Wolf’s Little Store

August 18, 2008

Hi, I’m a web interface interaction user experience usability Photoshop guru with Resig-rated Javascript skills, plus I wrote my own MVC framework and it’s called Python.

We sometimes have this debate over what our job titles really are, because we don’t have any. We’re a team of nine, ten, sometimes eleven persons and we build web sites. To sum the team roles up: a general manager, a project manager, a secretary, an information architect, two designers, four developers and the odd internship/summer job person.

Am I a graphic designer? A web designer? I don’t know. My boss prefers to call me an interaction designer; but I feel that kind of overspecifies a part of what I do. I spend more time doing the code part than the graphic design part; I like building interfaces for applications a lot more than brochure websites. I love writing and wording and making the interface invisible. But does that make me an interaction designer?

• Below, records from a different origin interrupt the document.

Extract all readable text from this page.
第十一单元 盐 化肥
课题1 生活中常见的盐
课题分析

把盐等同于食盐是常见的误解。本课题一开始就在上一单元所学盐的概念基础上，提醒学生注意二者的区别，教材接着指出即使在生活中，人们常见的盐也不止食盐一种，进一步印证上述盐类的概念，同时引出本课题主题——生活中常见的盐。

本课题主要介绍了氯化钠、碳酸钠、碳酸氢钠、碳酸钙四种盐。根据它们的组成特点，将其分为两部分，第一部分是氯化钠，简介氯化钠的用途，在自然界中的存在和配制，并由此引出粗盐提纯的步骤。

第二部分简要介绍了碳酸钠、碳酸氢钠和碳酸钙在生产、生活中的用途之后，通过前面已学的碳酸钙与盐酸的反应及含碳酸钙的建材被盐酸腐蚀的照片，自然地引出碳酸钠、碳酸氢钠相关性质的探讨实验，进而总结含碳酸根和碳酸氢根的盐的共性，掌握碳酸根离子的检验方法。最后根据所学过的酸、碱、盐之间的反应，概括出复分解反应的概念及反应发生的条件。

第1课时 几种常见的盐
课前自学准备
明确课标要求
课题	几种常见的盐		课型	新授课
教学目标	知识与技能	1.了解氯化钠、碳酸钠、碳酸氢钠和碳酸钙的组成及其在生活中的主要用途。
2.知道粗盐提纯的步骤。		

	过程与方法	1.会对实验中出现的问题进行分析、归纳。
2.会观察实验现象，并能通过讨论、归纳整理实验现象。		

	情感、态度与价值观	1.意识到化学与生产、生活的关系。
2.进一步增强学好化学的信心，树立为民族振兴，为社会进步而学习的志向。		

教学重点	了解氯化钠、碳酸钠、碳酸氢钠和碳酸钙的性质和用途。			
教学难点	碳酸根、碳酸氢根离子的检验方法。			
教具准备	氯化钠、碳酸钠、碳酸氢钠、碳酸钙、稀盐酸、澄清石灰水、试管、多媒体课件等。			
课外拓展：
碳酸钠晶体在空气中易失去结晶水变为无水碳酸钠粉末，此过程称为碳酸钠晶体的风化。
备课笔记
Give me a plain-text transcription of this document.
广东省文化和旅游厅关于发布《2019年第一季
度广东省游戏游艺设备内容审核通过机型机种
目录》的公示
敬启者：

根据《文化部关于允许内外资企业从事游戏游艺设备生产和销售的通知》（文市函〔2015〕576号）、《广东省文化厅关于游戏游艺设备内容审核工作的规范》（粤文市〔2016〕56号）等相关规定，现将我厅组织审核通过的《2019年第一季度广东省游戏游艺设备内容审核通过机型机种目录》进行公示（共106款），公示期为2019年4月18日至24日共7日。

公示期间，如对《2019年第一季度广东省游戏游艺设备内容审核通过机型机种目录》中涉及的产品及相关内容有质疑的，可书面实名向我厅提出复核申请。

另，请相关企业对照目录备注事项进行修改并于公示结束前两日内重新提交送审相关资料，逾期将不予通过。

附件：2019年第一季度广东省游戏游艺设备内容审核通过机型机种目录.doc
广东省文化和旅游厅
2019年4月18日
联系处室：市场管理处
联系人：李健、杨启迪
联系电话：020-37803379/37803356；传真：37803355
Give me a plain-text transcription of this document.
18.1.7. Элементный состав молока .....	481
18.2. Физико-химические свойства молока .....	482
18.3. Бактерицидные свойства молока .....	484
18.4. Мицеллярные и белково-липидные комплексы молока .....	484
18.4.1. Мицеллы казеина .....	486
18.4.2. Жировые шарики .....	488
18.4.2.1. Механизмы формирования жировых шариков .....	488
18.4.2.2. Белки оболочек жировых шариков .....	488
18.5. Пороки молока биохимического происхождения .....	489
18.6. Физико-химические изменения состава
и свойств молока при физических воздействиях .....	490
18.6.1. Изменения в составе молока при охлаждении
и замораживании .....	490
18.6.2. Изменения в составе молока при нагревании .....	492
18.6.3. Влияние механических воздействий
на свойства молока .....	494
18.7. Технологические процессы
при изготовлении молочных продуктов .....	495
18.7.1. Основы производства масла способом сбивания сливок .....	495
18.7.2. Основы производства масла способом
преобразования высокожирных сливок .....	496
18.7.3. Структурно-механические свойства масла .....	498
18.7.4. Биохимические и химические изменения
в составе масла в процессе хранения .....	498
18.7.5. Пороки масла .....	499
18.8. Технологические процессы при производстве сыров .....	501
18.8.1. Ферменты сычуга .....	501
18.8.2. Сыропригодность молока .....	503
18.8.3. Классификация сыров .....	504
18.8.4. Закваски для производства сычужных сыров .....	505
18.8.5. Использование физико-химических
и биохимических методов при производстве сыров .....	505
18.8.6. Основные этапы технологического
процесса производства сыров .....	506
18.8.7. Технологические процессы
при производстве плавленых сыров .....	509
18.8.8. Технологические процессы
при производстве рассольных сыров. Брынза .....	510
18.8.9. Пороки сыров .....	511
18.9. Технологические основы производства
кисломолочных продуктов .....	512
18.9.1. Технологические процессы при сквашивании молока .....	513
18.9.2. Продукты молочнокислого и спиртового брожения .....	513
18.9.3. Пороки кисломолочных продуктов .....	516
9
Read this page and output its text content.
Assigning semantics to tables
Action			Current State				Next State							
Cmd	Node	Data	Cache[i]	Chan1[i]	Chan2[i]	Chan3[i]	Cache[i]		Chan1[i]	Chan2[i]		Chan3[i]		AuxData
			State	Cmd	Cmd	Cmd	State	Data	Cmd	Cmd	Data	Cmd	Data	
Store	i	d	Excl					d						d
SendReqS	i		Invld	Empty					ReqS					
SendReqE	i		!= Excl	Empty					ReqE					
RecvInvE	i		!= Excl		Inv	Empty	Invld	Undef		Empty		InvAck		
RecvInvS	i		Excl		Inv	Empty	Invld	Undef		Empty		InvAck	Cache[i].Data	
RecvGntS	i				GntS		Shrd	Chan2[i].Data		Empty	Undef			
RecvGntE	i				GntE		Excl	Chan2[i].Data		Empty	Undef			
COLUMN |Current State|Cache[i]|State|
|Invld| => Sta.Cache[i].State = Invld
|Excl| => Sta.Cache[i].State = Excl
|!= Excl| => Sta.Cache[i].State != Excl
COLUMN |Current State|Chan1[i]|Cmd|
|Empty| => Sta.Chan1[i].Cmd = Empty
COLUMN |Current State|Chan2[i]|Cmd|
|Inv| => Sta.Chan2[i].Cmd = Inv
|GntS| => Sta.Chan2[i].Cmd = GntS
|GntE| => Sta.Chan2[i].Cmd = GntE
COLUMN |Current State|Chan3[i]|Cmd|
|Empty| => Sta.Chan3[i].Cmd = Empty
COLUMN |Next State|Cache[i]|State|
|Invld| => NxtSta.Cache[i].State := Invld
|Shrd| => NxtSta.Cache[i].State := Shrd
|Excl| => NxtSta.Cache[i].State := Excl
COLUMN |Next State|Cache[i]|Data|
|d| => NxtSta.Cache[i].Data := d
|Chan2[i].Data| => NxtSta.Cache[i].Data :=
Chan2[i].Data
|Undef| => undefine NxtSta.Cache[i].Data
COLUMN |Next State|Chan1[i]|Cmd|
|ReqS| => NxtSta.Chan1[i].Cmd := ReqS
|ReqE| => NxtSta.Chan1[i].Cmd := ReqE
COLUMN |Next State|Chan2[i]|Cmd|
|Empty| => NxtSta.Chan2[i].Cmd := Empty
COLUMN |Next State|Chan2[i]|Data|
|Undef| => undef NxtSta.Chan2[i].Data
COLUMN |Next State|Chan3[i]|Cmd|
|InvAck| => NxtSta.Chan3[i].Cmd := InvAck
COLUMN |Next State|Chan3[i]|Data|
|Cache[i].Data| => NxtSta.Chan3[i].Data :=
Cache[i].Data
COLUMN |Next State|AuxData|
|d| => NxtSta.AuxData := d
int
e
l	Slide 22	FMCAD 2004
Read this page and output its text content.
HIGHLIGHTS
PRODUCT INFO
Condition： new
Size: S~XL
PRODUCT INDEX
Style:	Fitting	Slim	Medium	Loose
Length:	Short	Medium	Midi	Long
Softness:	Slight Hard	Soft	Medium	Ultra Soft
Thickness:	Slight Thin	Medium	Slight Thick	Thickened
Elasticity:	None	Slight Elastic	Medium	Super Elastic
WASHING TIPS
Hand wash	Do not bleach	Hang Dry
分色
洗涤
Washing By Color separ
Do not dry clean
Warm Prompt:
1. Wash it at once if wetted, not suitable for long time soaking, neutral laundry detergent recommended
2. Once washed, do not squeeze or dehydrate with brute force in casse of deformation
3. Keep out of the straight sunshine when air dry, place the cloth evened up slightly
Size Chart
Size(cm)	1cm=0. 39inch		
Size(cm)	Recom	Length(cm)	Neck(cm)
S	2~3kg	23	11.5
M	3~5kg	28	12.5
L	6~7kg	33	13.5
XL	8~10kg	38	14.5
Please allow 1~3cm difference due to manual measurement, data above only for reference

In the best days my work consists of building our CMS, digging through the Ruby of a trading application we’re building for a client to play the game of inches, or mocking up the design of an exciting project. Think newspaper design, a concert hall, something that you can relate to.

And in the worst periods my days consist of building those dreaded e-mail templates for companies that sell things I don’t care about, or for the wrong reasons. Building brochure-type websites with a strict deadline, only to notice six months later that the site still hasn’t gone live due to a lack of content.

So what is my job title? The A List Apart survey asks us the very same question I’m rattling about in question number 14. It then mentions 17 different possible job titles: everything from project management to development to art direction or design. One thing to note is that job title discussion is not about the job title alone, because, after all, you can call yourself anything: it’s mainly about defining what we do.

Jeffrey Zeldman says a lack of standardisation of job titles leads to a lack of respect for our profession.

Web designers get no respect. Imagine you’re on a plane and you start chatting with the person in the seat next to you. If you ask someone what they do and they say they’re an architect then you make some assumptions about them; that they’re educated and respected. You don’t get that when you tell someone you’re a web designer. Part of the problem is that there is no standardisation of job titles. We call ourselves lots of different things. If you’re working with Fortune 500 companies that use lots of baloney titles, you feel you need to make up baloney titles for your company too. If you’re at a university, someone might be called a Webmaster. If you’re at a startup, someone might be called a User Experience Director. But they’re probably doing the same thing. (Source)

This evening I came across this interesting interview with Ryan Singer from 37signals, explaining what a web designer actually does. Now, what he says doesn’t count for everyone: web design has many aspects. What he’s talking about is application design, which encompasses interface design, HCI/usability and interaction design. Like he says, “What should it do, how should it do it, what should the different screens be, how do you get from this screen to there…“.

You don’t have to live in Vi(m), nor do you have to be a Photoshop guru to be a great webdesigner. The tools are irrelevant, but the designer/developer relationship is important enough that to make the leap from good to great, a webdesigner has to have an interest in “developer” things. One shouldn’t be scared to try writing a bit of Javascript, diving into the view part of an MVC framework like Ruby on Rails or working with version control systems. I like to learn this kind of stuff as not to bother the developers with “easy” questions. After all, I wouldn’t want to kill their zone.

I guess there are many different kinds of web designers, just like there are many kinds of designers.